GBP/USD failed to benefit from the persistent USD weakness and fell to its lowest level since mid-August below 1.2850 on Thursday. Although the pair managed to erase a small portion of its daily losses, it lost its traction after testing 1.2900. At the time of press, GBP/USD was moving up and down in a narrow band near 1.2890.

Gold made a deep correction from the record-high it set at $2,790 and lost more than 1.5% on Thursday. XAU/USD clings to small daily gains and trades above $2,750 to begin the European session.

Nonfarm Payrolls FAQs

Nonfarm Payrolls (NFP) are part of the US Bureau of Labor Statistics monthly jobs report. The Nonfarm Payrolls component specifically measures the change in the number of people employed in the US during the previous month, excluding the farming industry.

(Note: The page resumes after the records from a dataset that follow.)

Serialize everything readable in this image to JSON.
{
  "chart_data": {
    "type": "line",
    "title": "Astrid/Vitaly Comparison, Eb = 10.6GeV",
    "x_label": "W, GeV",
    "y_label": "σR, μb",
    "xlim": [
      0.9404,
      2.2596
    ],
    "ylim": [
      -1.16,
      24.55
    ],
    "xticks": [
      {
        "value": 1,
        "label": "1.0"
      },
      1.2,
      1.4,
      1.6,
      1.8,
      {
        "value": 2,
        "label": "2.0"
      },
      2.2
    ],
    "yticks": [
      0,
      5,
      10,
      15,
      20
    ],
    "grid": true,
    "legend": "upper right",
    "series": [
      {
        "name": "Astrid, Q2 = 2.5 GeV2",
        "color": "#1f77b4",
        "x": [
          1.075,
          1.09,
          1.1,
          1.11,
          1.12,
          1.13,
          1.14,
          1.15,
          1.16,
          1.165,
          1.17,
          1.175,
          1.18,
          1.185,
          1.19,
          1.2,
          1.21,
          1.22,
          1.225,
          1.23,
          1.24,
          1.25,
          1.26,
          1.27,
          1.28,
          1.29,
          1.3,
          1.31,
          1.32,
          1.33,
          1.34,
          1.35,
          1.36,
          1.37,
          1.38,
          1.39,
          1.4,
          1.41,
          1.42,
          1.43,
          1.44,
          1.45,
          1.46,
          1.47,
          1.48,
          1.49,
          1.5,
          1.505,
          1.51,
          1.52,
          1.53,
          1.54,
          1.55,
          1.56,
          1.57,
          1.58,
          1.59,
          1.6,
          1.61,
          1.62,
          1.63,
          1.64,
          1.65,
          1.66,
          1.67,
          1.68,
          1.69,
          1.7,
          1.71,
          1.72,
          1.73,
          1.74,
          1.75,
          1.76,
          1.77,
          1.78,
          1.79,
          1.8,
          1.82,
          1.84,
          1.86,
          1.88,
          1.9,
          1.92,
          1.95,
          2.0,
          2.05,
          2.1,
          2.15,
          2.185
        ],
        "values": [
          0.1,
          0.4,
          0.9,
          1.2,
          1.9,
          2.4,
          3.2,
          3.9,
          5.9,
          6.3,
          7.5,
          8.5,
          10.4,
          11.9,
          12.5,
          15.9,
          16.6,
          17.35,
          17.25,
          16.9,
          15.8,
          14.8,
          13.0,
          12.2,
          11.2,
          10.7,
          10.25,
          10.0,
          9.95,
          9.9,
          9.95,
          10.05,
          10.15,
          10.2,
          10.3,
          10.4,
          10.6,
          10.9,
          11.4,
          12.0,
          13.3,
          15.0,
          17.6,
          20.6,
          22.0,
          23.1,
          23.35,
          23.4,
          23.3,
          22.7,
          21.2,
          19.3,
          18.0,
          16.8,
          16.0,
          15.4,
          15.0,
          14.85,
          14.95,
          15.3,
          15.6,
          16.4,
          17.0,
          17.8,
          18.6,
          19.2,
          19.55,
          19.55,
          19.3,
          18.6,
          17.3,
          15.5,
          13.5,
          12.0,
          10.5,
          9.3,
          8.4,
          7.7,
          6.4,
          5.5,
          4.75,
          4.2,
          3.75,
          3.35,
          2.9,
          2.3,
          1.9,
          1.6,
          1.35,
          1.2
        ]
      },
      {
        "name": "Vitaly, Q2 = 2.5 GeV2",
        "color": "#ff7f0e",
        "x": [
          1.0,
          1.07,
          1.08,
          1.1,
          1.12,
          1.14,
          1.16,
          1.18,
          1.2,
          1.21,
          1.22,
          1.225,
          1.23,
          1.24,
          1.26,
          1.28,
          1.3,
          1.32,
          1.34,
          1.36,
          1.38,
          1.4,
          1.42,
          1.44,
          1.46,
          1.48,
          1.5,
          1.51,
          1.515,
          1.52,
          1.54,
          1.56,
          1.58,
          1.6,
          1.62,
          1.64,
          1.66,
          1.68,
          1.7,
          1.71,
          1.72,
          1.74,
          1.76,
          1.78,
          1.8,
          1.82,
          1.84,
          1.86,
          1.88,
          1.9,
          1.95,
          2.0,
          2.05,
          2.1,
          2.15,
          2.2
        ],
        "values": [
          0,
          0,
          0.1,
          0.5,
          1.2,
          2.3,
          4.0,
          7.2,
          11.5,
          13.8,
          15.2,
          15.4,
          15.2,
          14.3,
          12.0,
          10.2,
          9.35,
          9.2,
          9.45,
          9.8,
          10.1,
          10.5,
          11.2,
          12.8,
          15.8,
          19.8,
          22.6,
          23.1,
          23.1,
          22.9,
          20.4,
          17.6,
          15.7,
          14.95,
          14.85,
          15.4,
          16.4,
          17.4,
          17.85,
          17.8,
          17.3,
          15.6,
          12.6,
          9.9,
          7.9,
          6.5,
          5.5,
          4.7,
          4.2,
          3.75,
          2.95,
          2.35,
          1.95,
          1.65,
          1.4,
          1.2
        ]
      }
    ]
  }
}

The Nonfarm Payrolls figure can influence the decisions of the Federal Reserve by providing a measure of how successfully the Fed is meeting its mandate of fostering full employment and 2% inflation. A relatively high NFP figure means more people are in employment, earning more money and therefore probably spending more. A relatively low Nonfarm Payrolls’ result, on the either hand, could mean people are struggling to find work. The Fed will typically raise interest rates to combat high inflation triggered by low unemployment, and lower them to stimulate a stagnant labor market.

Nonfarm Payrolls generally have a positive correlation with the US Dollar. This means when payrolls’ figures come out higher-than-expected the USD tends to rally and vice versa when they are lower. NFPs influence the US Dollar by virtue of their impact on inflation, monetary policy expectations and interest rates. A higher NFP usually means the Federal Reserve will be more tight in its monetary policy, supporting the USD.

Nonfarm Payrolls are generally negatively-correlated with the price of Gold. This means a higher-than-expected payrolls’ figure will have a depressing effect on the Gold price and vice versa. Higher NFP generally has a positive effect on the value of the USD, and like most major commodities Gold is priced in US Dollars. If the USD gains in value, therefore, it requires less Dollars to buy an ounce of Gold. Also, higher interest rates (typically helped higher NFPs) also lessen the attractiveness of Gold as an investment compared to staying in cash, where the money will at least earn interest.

Nonfarm Payrolls is only one component within a bigger jobs report and it can be overshadowed by the other components. At times, when NFP come out higher-than-forecast, but the Average Weekly Earnings is lower than expected, the market has ignored the potentially inflationary effect of the headline result and interpreted the fall in earnings as deflationary. The Participation Rate and the Average Weekly Hours components can also influence the market reaction, but only in seldom events like the “Great Resignation” or the Global Financial Crisis.